America is certainly not the only country facing these pressures: Britain is even farther down this road, and Europe is aggressively moving to restructure its own industry into a very few global competitors. Ultimately, the policy implications described here will be played out on a near-global basis, with the possible exception of China.
Still ongoing in 2015…
October 2/15: Defense Department officials have warned against continued consolidation in the US defense industry, with DefSec Carter keen to assert that the clearance of the $9 billion Sikorsky acquisition by Lockheed Martin should not be the start of an emerging trend. Aside from reduced competitive pressure, a smaller number of defense prime contractors could drive up prices and down performance; a view somewhat contested by industry players.
On Sept 30/08, “The USA’s National Cybersecurity Initiative” focused on the belated but growing reaction to recent uses of cyber-attacks as an adjunct to warfare, and by the growing rate of attempted intrusions into American systems from countries like China. “Secure Semiconductors: Sensible, or Sisiphyean?” discussed the growing realization within the US military that massive use of commercial electronics, coupled with the complexity of modern chip designs, made it very difficult to be sure that “backdoors” and other security flaws weren’t being inserted into high-end American defense equipment. It’s a difficult conundrum, because commercial chips offer orders of magnitude improvements in cost and performance. Hence DARPA’s “Trust in IC” program, which hopes to crack the problem and offer the best of both worlds.

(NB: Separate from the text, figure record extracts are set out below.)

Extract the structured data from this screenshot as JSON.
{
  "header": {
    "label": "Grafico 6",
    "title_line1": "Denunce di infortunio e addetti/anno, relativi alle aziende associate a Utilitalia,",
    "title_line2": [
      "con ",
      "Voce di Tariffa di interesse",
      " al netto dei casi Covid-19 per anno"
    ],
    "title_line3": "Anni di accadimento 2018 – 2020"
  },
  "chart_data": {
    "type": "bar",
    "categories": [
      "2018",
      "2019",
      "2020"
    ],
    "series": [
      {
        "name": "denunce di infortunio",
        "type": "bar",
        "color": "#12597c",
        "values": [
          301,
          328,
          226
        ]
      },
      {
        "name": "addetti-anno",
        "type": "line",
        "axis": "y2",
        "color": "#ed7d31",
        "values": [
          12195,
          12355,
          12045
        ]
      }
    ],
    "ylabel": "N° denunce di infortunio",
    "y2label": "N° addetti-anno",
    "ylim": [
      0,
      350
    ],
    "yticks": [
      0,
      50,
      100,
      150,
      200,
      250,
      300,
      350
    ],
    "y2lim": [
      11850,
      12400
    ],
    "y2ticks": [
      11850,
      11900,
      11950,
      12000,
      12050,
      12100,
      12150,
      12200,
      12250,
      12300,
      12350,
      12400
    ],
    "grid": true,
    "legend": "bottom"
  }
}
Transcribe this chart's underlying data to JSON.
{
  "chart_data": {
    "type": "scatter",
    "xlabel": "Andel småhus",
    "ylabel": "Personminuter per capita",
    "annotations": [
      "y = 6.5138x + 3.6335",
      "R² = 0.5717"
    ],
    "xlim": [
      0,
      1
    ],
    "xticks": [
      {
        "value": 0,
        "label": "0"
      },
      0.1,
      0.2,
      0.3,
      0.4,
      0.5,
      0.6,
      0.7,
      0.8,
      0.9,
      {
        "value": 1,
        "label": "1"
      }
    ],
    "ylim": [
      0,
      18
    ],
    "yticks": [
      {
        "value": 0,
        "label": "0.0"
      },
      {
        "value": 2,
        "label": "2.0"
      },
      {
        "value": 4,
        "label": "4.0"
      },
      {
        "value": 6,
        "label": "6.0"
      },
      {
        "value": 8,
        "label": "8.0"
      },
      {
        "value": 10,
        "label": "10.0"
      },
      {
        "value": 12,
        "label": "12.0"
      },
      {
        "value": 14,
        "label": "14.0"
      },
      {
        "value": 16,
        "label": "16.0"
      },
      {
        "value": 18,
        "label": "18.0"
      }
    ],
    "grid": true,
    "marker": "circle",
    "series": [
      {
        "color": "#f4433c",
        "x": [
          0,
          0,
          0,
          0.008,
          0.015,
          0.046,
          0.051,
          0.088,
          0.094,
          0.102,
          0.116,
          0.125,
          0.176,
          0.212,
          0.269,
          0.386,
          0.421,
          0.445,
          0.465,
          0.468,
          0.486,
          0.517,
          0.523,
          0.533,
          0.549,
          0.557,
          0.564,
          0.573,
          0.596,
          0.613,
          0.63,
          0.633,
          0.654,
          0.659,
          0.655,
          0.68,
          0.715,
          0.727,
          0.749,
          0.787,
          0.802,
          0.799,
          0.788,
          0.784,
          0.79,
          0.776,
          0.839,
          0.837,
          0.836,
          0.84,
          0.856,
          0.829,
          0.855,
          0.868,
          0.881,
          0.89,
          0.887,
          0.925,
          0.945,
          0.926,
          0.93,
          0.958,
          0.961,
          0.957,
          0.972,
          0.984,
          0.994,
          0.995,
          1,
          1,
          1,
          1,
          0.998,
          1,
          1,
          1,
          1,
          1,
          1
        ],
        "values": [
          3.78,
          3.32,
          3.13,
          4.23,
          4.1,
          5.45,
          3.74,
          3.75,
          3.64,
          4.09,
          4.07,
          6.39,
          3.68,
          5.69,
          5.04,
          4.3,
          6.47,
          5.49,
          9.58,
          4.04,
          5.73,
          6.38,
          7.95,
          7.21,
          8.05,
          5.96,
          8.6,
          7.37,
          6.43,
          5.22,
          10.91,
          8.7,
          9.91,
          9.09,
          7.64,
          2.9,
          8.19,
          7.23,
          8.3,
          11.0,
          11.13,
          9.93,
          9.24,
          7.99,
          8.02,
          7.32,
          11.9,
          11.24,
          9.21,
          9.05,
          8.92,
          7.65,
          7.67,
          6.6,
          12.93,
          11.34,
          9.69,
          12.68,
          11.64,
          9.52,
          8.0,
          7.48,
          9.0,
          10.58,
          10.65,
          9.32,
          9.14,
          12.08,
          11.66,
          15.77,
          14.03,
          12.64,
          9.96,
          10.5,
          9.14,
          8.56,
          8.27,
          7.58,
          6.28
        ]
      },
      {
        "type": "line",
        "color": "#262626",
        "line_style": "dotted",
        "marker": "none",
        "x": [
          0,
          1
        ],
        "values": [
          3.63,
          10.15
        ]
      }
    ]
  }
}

On Oct 2/08, Business Week’s in-depth article “Dangerous Fakes” claimed that a key component of the silicon security threat might be even simpler:
“The American military faces a growing threat of potentially fatal equipment failure – and even foreign espionage – because of counterfeit computer components used in warplanes, ships, and communication networks. Fake microchips flow from unruly bazaars in rural China to dubious kitchen-table brokers in the U.S. and into complex weapons. Senior Pentagon officials publicly play down the danger, but government documents, as well as interviews with insiders, suggest possible connections between phony parts and breakdowns… Potentially more alarming than either of the two aircraft episodes are hundreds of counterfeit routers made in China and sold to the Army, Navy, Air Force, and Marines over the past four years. These fakes could facilitate foreign espionage, as well as cause accidents. The U.S. Justice Dept. is prosecuting the operators of an electronics distributor in Texas – and last year obtained guilty pleas from the proprietors of a company in Washington State – for allegedly selling the military dozens of falsely labeled routers… Referring to the seizure of more than 400 fake routers so far, Melissa E. Hathaway, head of cyber security in the Office of the Director of National Intelligence, says: “Counterfeit products have been linked to the crash of mission-critical networks, and may also contain hidden ‘back doors’ enabling network security to be bypassed and sensitive data accessed…”
August 19/15: A Chinese company has been accused of selling counterfeit Active Electronically Scanned Array (AESA) radar systems, using a design taken from Israel’s Elta Systems. NAV Technology Company is believed to be selling a version of Elta Systems’ EL/M-2052 system, an airborne fire control radar capable of tracking dozens of targets simultaneously. The company also offers other products thought to be taken from US designs, including a copy of the GBU-39 precision munition.